Je ne crois vraiment pas qu’il soit adapté d’imaginer que qui que ce soit aurait du mal “à assumer la remise en cause de la suprématie des mathématiques”. Ah voilà, ça me fait rire à nouveau. D’ailleurs Pierre Mathiot lui-même le reconnaît juste après : cela fait 20 ans selon lui qu’il y a décrochage en maths.

Dans la suite de l’entretien, Pierre Mathiot déclare :

On doit faire en sorte – ce qui sera le cas à partir de la prochaine rentrée -que les lycéens qui ne suivent pas l’enseignement de spécialité de maths bénéficient d’une formation minimale à des mathématiques « pour tous » ou « citoyennes », qu’ils disposent d’une culture du calcul, de la logique… cela leur servira dans leur vie future mais ce n’est pas du tout la même chose que l’enjeu des maths « pour ceux qui aiment les maths »

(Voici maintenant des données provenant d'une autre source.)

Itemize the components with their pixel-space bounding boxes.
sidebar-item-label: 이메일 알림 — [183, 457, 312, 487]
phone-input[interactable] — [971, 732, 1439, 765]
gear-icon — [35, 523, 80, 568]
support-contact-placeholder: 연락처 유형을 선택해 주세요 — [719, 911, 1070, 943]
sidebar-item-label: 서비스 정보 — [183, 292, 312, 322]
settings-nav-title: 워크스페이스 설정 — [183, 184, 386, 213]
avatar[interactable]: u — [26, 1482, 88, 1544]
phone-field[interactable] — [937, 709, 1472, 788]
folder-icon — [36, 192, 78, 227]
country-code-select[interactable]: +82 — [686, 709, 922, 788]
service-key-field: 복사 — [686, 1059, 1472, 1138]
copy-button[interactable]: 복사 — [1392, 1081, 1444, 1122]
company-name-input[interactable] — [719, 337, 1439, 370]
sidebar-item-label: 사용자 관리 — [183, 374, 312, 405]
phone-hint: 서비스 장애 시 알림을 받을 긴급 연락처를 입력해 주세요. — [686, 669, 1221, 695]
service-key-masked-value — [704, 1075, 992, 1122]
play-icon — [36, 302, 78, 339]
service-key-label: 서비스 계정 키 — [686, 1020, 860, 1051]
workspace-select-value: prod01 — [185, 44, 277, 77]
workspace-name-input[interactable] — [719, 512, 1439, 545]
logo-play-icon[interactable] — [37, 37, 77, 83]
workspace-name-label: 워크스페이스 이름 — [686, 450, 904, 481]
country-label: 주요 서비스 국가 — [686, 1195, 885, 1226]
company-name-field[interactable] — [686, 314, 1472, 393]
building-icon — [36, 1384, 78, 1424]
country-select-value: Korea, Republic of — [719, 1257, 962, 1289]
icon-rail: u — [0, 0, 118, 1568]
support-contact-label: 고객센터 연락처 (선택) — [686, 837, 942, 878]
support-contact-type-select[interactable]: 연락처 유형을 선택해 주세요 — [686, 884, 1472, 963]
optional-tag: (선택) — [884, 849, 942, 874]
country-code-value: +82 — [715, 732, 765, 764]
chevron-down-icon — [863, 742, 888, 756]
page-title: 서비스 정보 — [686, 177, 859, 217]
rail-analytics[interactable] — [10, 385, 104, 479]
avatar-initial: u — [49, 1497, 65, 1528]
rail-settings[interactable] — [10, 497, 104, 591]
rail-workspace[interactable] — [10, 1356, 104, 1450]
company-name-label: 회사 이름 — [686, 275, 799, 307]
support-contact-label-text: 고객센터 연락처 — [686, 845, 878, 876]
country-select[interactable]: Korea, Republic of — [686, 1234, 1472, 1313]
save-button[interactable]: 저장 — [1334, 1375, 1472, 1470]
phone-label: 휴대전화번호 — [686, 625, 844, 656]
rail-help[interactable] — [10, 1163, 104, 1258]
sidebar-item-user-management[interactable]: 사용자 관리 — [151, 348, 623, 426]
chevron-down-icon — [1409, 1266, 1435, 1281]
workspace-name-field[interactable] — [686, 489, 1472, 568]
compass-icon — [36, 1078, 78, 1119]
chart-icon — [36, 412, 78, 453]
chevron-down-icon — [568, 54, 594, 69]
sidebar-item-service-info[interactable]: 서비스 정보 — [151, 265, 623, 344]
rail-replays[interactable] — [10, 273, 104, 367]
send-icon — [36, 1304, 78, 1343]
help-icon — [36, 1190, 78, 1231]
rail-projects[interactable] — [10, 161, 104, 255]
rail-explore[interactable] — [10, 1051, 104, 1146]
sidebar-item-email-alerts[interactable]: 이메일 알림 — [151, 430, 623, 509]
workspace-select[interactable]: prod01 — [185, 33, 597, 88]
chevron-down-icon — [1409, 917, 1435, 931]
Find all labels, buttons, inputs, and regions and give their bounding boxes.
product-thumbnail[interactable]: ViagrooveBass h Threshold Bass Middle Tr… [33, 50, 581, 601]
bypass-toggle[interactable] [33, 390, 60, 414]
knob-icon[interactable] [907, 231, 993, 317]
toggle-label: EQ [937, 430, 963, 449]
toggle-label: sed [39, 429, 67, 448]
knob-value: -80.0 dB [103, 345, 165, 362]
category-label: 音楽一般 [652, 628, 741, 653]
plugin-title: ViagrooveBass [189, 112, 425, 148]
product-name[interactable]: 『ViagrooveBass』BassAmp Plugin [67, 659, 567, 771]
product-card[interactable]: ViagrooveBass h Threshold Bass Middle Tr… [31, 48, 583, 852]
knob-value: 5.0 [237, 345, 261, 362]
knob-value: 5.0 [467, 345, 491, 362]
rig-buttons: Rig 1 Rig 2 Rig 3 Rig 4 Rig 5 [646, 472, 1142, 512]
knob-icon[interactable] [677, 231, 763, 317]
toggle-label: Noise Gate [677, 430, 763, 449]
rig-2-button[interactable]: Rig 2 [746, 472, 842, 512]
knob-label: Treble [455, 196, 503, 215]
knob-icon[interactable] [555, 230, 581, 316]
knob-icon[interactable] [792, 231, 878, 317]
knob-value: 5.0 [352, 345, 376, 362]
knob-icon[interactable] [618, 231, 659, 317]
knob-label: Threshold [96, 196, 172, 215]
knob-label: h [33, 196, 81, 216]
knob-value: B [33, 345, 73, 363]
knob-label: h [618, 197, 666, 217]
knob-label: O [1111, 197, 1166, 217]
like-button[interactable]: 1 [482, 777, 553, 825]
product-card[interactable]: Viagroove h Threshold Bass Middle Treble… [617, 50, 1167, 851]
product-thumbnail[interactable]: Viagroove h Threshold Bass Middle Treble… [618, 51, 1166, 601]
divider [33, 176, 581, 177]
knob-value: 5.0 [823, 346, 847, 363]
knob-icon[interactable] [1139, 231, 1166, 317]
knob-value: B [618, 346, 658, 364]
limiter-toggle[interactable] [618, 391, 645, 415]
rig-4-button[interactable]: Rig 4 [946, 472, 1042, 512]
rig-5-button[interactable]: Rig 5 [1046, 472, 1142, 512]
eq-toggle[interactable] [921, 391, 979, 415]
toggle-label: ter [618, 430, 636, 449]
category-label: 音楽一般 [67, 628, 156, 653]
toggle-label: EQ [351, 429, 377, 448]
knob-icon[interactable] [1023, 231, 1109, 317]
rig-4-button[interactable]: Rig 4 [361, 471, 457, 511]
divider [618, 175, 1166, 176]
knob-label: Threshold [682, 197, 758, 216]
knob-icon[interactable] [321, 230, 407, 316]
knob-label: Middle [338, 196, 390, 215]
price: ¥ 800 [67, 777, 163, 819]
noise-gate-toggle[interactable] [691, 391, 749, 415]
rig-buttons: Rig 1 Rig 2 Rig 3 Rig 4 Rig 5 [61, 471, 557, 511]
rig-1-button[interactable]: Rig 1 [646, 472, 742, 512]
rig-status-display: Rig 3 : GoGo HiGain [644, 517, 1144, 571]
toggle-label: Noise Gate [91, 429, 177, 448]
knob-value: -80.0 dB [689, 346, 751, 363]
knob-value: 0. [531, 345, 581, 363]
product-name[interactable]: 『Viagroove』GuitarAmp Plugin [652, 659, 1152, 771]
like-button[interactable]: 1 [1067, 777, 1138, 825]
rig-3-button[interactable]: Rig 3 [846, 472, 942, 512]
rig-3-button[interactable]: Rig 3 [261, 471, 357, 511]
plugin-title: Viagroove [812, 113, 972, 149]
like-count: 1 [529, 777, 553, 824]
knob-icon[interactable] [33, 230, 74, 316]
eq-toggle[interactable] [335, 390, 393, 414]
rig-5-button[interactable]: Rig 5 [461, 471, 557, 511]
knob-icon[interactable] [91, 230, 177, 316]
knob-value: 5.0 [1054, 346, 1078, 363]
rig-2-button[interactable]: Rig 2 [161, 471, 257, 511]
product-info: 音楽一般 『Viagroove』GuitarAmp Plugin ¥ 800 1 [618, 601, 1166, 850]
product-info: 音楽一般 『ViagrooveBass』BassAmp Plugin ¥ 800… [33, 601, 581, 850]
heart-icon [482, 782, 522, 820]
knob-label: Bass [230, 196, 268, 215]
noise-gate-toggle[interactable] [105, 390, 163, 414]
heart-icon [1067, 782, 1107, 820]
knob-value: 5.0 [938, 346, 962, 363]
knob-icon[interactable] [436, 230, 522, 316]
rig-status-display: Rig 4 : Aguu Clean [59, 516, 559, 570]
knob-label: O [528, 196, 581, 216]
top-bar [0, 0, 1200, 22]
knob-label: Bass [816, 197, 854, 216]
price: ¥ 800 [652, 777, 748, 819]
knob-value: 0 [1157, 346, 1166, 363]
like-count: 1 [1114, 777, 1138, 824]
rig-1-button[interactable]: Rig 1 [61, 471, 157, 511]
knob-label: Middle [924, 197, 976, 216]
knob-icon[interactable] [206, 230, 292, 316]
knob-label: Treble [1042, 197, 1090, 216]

Hé bien là, pour le coup, je trouve que cela soulève pas mal de questions :

  • Est-ce si sûr, que ce n’est pas du tout la même chose ? Au niveau scolaire, je ne suis pas certaine ;
  • Les maths ne servent pas seulement dans la vie future des jeunes, mais aussi dans leur vie là tout de suite maintenant ;
  • Si l’objectif est le développement du calcul et de la logique, a-t-on besoin de faire des maths jusqu’au lycée ? Là aussi, je m’interroge : les compétences de calcul de fin de cycle 4 devraient suffire largement, et on travaille beaucoup la logique en cycle 4 également. De ce fait, quid des objectifs de l’enseignement des maths en première, pour les non spécialistes ?
  • Les spécialistes sont des élèves qui veulent faire des maths, qui en ont besoin. Malheureusement ils et elles n’aiment pas forcément les maths. Et inversement il y a des élèves qui aiment les maths mais, qui par le fait de devoir se cantonner à deux spécialités seulement en terminale, les abandonnent à regret
  • Pourquoi c’est entre guillemets, « pour ceux qui aiment les maths »?